Veleidades de autonomia noética trazem anátemas, silêncios, solidões. Espinosa conhecia tal prisma ao recusar a cátedra de Heildelberg.
O príncipe pediu-lhe 'apenas' o sacrifício de não incomodar as verdades religiosas. 'Desconheço limites para a minha liberdade de pensar.' Agraciado com os vitupérios de políticos e de reverendos, o pensador escreveu a mais rigorosa ética moderna.
Antes da Revolução Francesa, a igreja exigiu de seus pensadores a plena alienação intelectual.
No século 18, o papa Clemente 13, temendo o laicismo e o pensamento ateu, redigiu a encíclica 'Quantopere Dominus Jesus', dizendo aos fiéis que a fome da verdade é natural, mas que o espírito santo deseja que ela seja refreada.
E ordenou o pontífice que as pesquisas fossem até os limites permitidos pela autoridade religiosa.
Graças às críticas do cardeal Passionei, o documento não foi publicado. O mundo católico ainda não era refém da burocracia curial. Mas logo vieram a 'Quanta Cura' e o 'Syllabus', que proibiram o pensamento autônomo e denunciaram a 'liberdade de perdição'.
Para fugir daqueles pecados, só o sacrifício do intelecto. Estavam prontas as bases para o reinado do cardeal Ratzinger e de João Paulo 2º.
No Estado, desde o Termidor, passando pela censura napoleônica e chegando ao totalitarismo do século 20, a norma foi a renúncia ao intelecto pessoal. E surgiu a cultura dos militantes com a sua lógica ensandecida. Tal imposição une-se à exigência do silêncio obsequioso.
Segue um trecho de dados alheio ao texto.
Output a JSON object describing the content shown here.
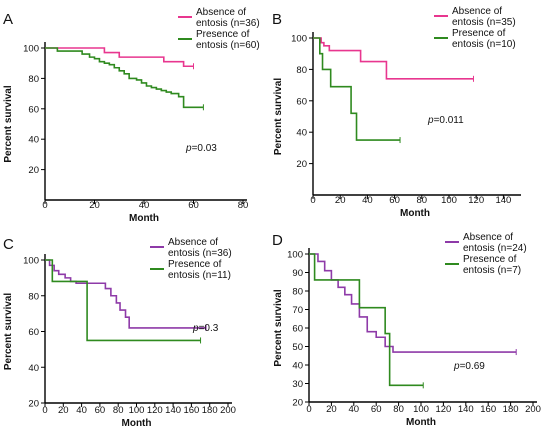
{
  "chart_data": [
    {
      "panel": "A",
      "type": "line",
      "xlabel": "Month",
      "ylabel": "Percent survival",
      "xlim": [
        0,
        80
      ],
      "ylim": [
        0,
        100
      ],
      "xticks": [
        "0",
        "20",
        "40",
        "60",
        "80"
      ],
      "yticks": [
        "20",
        "40",
        "60",
        "80",
        "100"
      ],
      "legend_position": "top-right",
      "p_prefix": "p",
      "p_value": "=0.03",
      "series": [
        {
          "name": "Absence of entosis (n=36)",
          "color": "#e8368f",
          "x": [
            0,
            22,
            24,
            30,
            48,
            56,
            60
          ],
          "y": [
            100,
            100,
            97,
            94,
            91,
            88,
            88
          ]
        },
        {
          "name": "Presence of entosis (n=60)",
          "color": "#2f8a1f",
          "x": [
            0,
            5,
            12,
            15,
            18,
            20,
            22,
            24,
            26,
            28,
            30,
            32,
            34,
            37,
            39,
            41,
            43,
            45,
            47,
            49,
            51,
            54,
            56,
            64
          ],
          "y": [
            100,
            98,
            98,
            96,
            94,
            93,
            91,
            90,
            89,
            87,
            85,
            83,
            80,
            79,
            77,
            75,
            74,
            73,
            72,
            71,
            70,
            68,
            61,
            61
          ]
        }
      ]
    },
    {
      "panel": "B",
      "type": "line",
      "xlabel": "Month",
      "ylabel": "Percent survival",
      "xlim": [
        0,
        150
      ],
      "ylim": [
        0,
        100
      ],
      "xticks": [
        "0",
        "20",
        "40",
        "60",
        "80",
        "100",
        "120",
        "140"
      ],
      "yticks": [
        "20",
        "40",
        "60",
        "80",
        "100"
      ],
      "legend_position": "top-right",
      "p_prefix": "p",
      "p_value": "=0.011",
      "series": [
        {
          "name": "Absence of entosis (n=35)",
          "color": "#e8368f",
          "x": [
            0,
            4,
            6,
            8,
            12,
            32,
            35,
            52,
            54,
            118
          ],
          "y": [
            100,
            100,
            97,
            95,
            92,
            92,
            85,
            85,
            74,
            74
          ]
        },
        {
          "name": "Presence of entosis (n=10)",
          "color": "#2f8a1f",
          "x": [
            0,
            3,
            5,
            7,
            13,
            18,
            28,
            32,
            64
          ],
          "y": [
            100,
            100,
            90,
            80,
            69,
            69,
            52,
            35,
            35
          ]
        }
      ]
    },
    {
      "panel": "C",
      "type": "line",
      "xlabel": "Month",
      "ylabel": "Percent survival",
      "xlim": [
        0,
        200
      ],
      "ylim": [
        20,
        100
      ],
      "xticks": [
        "0",
        "20",
        "40",
        "60",
        "80",
        "100",
        "120",
        "140",
        "160",
        "180",
        "200"
      ],
      "yticks": [
        "20",
        "40",
        "60",
        "80",
        "100"
      ],
      "legend_position": "top-right",
      "p_prefix": "p",
      "p_value": "=0.3",
      "series": [
        {
          "name": "Absence of entosis (n=36)",
          "color": "#8e3aa8",
          "x": [
            0,
            5,
            10,
            15,
            22,
            28,
            34,
            60,
            66,
            72,
            78,
            82,
            88,
            92,
            176
          ],
          "y": [
            100,
            97,
            94,
            92,
            90,
            88,
            87,
            87,
            84,
            80,
            76,
            72,
            68,
            62,
            62
          ]
        },
        {
          "name": "Presence of entosis (n=11)",
          "color": "#2f8a1f",
          "x": [
            0,
            8,
            40,
            46,
            170
          ],
          "y": [
            100,
            88,
            88,
            55,
            55
          ]
        }
      ]
    },
    {
      "panel": "D",
      "type": "line",
      "xlabel": "Month",
      "ylabel": "Percent survival",
      "xlim": [
        0,
        200
      ],
      "ylim": [
        20,
        100
      ],
      "xticks": [
        "0",
        "20",
        "40",
        "60",
        "80",
        "100",
        "120",
        "140",
        "160",
        "180",
        "200"
      ],
      "yticks": [
        "20",
        "30",
        "40",
        "50",
        "60",
        "70",
        "80",
        "90",
        "100"
      ],
      "legend_position": "top-right",
      "p_prefix": "p",
      "p_value": "=0.69",
      "series": [
        {
          "name": "Absence of entosis (n=24)",
          "color": "#8e3aa8",
          "x": [
            0,
            8,
            14,
            20,
            26,
            32,
            38,
            45,
            52,
            60,
            68,
            75,
            185
          ],
          "y": [
            100,
            96,
            91,
            86,
            82,
            78,
            73,
            66,
            58,
            55,
            50,
            47,
            47
          ]
        },
        {
          "name": "Presence of entosis (n=7)",
          "color": "#2f8a1f",
          "x": [
            0,
            5,
            35,
            45,
            68,
            72,
            102
          ],
          "y": [
            100,
            86,
            86,
            71,
            57,
            29,
            29
          ]
        }
      ]
    }
  ]
}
Immanuel Kant sofreu a censura e, segundo Domenico Losurdo, internalizou-a. Ao contrário de Espinosa, o 'chinês de Konigsberg' valorizava a cátedra e já estava imbuído do espírito burocrático universitário. Liberdade, para ele, apenas fora do mundo oficial.
Lyssenko foi um caso espetacular de sacrifício do intelecto somado ao silêncio obsequioso dos cientistas soviéticos e ocidentais que ajudaram Stálin.
Sem os dois elementos, muito certamente a política socialista conheceria outros rumos. Mas a tolice do governante foi aplaudida pelos acadêmicos, o que os tornou mais culpados do que o próprio autocrata.
No Brasil, a crítica recebe veto perene. A tradição oficialista ordena que as espinhas se curvem, sempre que um novo inquilino se instala no poder. A crítica e a oposição constituem mau gosto e devem ser banidas dos campi e dos laboratórios.
Quando Fernando Henrique presidia o país, escrevi, nesta coluna, um artigo intitulado 'O PT e a dignidade da oposição'. Nele, criticava autoridades que ironizavam aquele partido.
Hoje, noto que a mente dos que ocupam o poder é a mesma. A forma é petista, mas o conteúdo tem o sabor do oficialismo.
Na época, a imprensa e os intelectuais eram valiosos para o PT. Hoje, com verbas imensas e Duda Mendonça, quem no governo precisa de crítica?
Apagar o que se produziu é o primeiro passo para a boa acolhida entre os cortesãos. E pobre de quem ergue a espinha e a face! Enquanto essa mentalidade imperar entre políticos e universitários brasileiros, vários Lyssenko serão paridos entre nós.
Pensamento e ciência são riquezas que não podem ser alienadas, por mais sublime que seja a 'causa' alegada. O respeito pela diferença integra a democracia.
Quem recusa esse ponto, adestra-se para aceitar com louvores os piores golpes contra os cidadãos. Silêncios obsequiosos e sacrifício do intelecto geram apenas servilismos, como assistimos em nosso país desde o século 16.